Sur les frais liés au litige :
21. Les dispositions de l'article 37 de la loi du 10 juillet 1991 relative à l'aide juridique et de l'article L. 761-1 du code de justice administrative font obstacle à ce que soit mis à la charge de l'Etat, qui n'est pas la partie perdante dans la présente instance, le versement d'une somme quelconque au conseil de M. C... au titre des frais exposés et non compris dans les dépens.
D E C I D E :
Article 1er : Le jugement n° 2100929 du 16 février 2023 du tribunal administratif de Toulouse est annulé.
Article 2 : La demande présentée par M. C... devant le tribunal de Toulouse est rejetée.
Article 3 : Le surplus des conclusions de la requête de M. C... est rejeté.
Article 4 : Le présent arrêt sera notifié à M. A... C..., au ministre de l'intérieur et des outre-mer et à Me Saliha Sadek.
Copie en sera adressée au préfet de la Haute-Garonne.

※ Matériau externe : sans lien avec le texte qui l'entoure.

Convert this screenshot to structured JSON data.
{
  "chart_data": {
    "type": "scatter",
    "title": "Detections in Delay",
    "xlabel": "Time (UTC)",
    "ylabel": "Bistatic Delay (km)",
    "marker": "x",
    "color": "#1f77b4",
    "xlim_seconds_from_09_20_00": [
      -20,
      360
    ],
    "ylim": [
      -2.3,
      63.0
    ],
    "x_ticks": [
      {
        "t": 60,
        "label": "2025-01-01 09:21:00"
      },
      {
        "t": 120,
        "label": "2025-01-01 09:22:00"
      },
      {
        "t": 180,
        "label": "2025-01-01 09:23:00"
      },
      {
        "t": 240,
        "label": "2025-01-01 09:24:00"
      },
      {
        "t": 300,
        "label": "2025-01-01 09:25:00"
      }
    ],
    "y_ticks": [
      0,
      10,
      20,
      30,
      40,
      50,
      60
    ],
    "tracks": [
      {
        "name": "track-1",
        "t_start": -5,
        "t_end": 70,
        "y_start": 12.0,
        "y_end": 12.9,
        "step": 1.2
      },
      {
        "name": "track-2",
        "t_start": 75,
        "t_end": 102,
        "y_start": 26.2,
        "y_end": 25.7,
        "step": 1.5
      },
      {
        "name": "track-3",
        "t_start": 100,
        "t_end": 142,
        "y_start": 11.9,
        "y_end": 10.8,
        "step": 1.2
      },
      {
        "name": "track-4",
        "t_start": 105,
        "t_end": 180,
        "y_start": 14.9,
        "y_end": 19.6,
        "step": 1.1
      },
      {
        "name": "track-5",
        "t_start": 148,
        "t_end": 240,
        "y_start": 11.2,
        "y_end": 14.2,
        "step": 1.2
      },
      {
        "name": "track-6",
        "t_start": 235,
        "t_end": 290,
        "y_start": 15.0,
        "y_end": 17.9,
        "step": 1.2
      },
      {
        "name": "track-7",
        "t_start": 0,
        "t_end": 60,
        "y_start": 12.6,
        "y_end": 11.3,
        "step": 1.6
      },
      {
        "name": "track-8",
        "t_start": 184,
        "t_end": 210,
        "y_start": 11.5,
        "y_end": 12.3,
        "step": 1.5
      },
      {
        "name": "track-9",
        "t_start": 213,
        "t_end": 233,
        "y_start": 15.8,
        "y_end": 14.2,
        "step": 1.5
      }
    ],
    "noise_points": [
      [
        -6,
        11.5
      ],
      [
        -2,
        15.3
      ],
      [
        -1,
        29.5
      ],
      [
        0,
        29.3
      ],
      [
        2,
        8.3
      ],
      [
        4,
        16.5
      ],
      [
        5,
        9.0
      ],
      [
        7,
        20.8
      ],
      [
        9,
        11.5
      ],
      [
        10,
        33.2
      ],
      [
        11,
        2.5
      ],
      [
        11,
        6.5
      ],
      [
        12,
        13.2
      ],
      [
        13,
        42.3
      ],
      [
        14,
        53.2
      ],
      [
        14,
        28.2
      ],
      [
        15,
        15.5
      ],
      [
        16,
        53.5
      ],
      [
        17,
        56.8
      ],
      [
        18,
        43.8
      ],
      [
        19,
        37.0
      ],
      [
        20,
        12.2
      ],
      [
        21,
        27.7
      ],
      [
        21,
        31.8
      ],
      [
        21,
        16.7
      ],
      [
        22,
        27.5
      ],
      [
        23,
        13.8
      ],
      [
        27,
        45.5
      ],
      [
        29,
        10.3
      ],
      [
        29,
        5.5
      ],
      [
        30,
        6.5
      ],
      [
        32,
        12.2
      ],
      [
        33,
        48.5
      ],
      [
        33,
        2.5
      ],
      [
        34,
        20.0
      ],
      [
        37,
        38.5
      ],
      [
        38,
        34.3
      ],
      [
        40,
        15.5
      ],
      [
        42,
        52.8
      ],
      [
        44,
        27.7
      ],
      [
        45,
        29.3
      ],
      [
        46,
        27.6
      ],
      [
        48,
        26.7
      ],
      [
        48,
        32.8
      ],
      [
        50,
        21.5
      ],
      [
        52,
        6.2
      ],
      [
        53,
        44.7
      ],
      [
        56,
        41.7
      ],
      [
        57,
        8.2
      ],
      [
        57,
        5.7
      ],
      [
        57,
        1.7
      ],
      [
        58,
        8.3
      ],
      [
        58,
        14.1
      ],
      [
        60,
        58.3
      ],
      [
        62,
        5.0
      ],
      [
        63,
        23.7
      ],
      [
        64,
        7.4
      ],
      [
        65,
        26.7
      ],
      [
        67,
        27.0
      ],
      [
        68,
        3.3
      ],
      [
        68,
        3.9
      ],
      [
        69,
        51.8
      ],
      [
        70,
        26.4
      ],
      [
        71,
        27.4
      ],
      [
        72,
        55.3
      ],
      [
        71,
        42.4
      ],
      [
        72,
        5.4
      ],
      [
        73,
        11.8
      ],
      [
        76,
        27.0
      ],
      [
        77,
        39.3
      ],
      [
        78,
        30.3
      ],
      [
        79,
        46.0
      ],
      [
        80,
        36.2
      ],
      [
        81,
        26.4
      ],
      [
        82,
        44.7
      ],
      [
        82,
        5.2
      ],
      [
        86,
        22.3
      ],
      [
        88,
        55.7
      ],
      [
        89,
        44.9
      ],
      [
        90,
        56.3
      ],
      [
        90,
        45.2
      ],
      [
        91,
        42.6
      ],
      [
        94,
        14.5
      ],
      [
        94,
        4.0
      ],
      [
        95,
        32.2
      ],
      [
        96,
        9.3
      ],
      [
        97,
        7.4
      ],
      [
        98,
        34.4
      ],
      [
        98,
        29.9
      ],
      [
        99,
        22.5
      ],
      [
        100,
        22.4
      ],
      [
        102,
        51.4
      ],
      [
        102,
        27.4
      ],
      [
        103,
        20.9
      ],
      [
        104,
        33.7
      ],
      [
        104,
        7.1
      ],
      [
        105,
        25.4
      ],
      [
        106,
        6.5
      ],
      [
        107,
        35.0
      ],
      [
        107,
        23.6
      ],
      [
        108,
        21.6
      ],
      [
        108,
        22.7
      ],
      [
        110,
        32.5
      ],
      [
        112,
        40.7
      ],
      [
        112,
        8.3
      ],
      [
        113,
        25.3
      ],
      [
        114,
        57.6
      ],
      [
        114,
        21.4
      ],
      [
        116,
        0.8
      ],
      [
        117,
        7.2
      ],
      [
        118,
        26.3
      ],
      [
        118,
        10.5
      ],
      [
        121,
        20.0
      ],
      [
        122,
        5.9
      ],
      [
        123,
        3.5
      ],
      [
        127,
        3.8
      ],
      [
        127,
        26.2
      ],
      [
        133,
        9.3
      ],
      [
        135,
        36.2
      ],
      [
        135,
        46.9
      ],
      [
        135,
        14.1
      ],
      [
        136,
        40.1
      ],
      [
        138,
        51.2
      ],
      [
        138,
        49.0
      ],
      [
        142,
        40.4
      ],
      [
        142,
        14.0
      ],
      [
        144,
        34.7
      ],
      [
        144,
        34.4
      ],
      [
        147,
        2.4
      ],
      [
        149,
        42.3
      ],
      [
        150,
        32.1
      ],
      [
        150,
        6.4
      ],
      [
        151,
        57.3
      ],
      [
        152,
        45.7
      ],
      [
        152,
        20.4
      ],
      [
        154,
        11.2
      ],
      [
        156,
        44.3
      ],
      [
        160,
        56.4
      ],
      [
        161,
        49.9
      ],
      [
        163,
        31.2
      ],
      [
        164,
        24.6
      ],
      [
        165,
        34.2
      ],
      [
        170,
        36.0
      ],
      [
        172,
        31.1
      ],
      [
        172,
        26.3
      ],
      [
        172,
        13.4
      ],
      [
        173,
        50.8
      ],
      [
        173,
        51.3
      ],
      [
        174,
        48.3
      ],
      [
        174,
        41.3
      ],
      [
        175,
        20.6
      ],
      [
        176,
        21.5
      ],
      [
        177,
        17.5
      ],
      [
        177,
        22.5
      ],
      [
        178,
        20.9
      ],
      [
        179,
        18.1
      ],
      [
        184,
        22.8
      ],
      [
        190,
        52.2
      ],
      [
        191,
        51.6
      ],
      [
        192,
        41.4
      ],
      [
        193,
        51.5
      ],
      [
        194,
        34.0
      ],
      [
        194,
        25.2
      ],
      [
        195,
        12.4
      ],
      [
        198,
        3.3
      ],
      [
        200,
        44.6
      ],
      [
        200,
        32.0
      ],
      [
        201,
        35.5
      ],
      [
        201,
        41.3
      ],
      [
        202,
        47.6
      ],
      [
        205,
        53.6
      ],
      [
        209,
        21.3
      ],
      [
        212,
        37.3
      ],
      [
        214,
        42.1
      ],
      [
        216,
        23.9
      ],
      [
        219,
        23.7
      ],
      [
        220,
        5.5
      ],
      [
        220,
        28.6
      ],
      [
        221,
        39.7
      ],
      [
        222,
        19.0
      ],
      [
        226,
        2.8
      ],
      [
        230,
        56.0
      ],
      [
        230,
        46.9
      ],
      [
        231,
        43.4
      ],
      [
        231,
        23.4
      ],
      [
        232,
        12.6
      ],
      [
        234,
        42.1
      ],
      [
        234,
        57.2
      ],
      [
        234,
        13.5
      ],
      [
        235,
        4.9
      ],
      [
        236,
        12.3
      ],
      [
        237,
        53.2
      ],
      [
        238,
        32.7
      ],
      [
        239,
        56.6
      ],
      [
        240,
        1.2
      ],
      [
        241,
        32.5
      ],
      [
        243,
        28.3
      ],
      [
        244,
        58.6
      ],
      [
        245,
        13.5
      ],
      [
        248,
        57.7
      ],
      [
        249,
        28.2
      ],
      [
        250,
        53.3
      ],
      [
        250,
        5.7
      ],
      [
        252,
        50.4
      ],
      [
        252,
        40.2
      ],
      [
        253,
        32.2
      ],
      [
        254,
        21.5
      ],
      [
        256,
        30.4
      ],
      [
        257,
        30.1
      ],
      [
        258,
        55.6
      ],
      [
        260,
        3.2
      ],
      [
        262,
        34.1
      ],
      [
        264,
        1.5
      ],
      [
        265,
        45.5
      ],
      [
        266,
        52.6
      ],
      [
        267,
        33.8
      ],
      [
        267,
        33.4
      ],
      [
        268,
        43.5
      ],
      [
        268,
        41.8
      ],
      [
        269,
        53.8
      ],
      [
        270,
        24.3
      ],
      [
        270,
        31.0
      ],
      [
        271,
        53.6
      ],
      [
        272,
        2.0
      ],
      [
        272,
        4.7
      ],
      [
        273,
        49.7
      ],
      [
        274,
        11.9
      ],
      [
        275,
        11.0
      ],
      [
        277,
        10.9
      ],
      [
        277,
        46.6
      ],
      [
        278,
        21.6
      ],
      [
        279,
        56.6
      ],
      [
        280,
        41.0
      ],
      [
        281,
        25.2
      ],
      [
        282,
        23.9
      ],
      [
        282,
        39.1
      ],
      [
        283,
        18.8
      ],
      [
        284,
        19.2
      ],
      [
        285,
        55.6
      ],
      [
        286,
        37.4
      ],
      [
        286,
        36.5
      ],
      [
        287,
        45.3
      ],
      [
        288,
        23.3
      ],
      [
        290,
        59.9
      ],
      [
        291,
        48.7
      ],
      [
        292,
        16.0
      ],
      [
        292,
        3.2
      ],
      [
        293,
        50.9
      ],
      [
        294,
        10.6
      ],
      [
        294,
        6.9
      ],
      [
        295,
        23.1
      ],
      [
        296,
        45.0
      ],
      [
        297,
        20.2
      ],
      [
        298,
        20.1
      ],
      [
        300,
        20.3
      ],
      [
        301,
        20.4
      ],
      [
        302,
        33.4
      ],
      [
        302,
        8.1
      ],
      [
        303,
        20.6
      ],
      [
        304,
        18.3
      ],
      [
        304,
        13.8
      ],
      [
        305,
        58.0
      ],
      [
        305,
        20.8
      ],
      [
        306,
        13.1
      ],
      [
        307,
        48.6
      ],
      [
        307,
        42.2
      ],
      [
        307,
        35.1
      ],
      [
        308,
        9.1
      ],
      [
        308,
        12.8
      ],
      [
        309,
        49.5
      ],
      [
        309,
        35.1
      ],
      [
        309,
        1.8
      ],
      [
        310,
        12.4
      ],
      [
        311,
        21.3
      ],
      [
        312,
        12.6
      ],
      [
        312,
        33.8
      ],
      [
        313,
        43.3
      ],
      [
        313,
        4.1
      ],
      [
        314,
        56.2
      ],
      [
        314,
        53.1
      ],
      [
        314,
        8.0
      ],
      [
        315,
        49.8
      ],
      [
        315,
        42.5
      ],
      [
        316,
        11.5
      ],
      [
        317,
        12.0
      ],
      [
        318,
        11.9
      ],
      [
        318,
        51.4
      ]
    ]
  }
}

Délibéré après l'audience du 20 juin 2024, où siégeaient :
M. Barthez, président,
M. Lafon, président-assesseur,
Mme Restino, première conseillère.
Rendu public par mise à disposition du greffe le 4 juillet 2024.
Le président-rapporteur,
A. Barthez
L'assesseur le plus ancien dans l'ordre du tableau,
N. Lafon
Le greffier,
F. Kinach
Le République mande et ordonne au ministre de l'intérieur et des outre-mer en ce qui le concerne ou à tous commissaires de justice à ce requis, en ce qui concerne les voies de droit commun contre les parties privées de pourvoir à l'exécution du présent arrêt.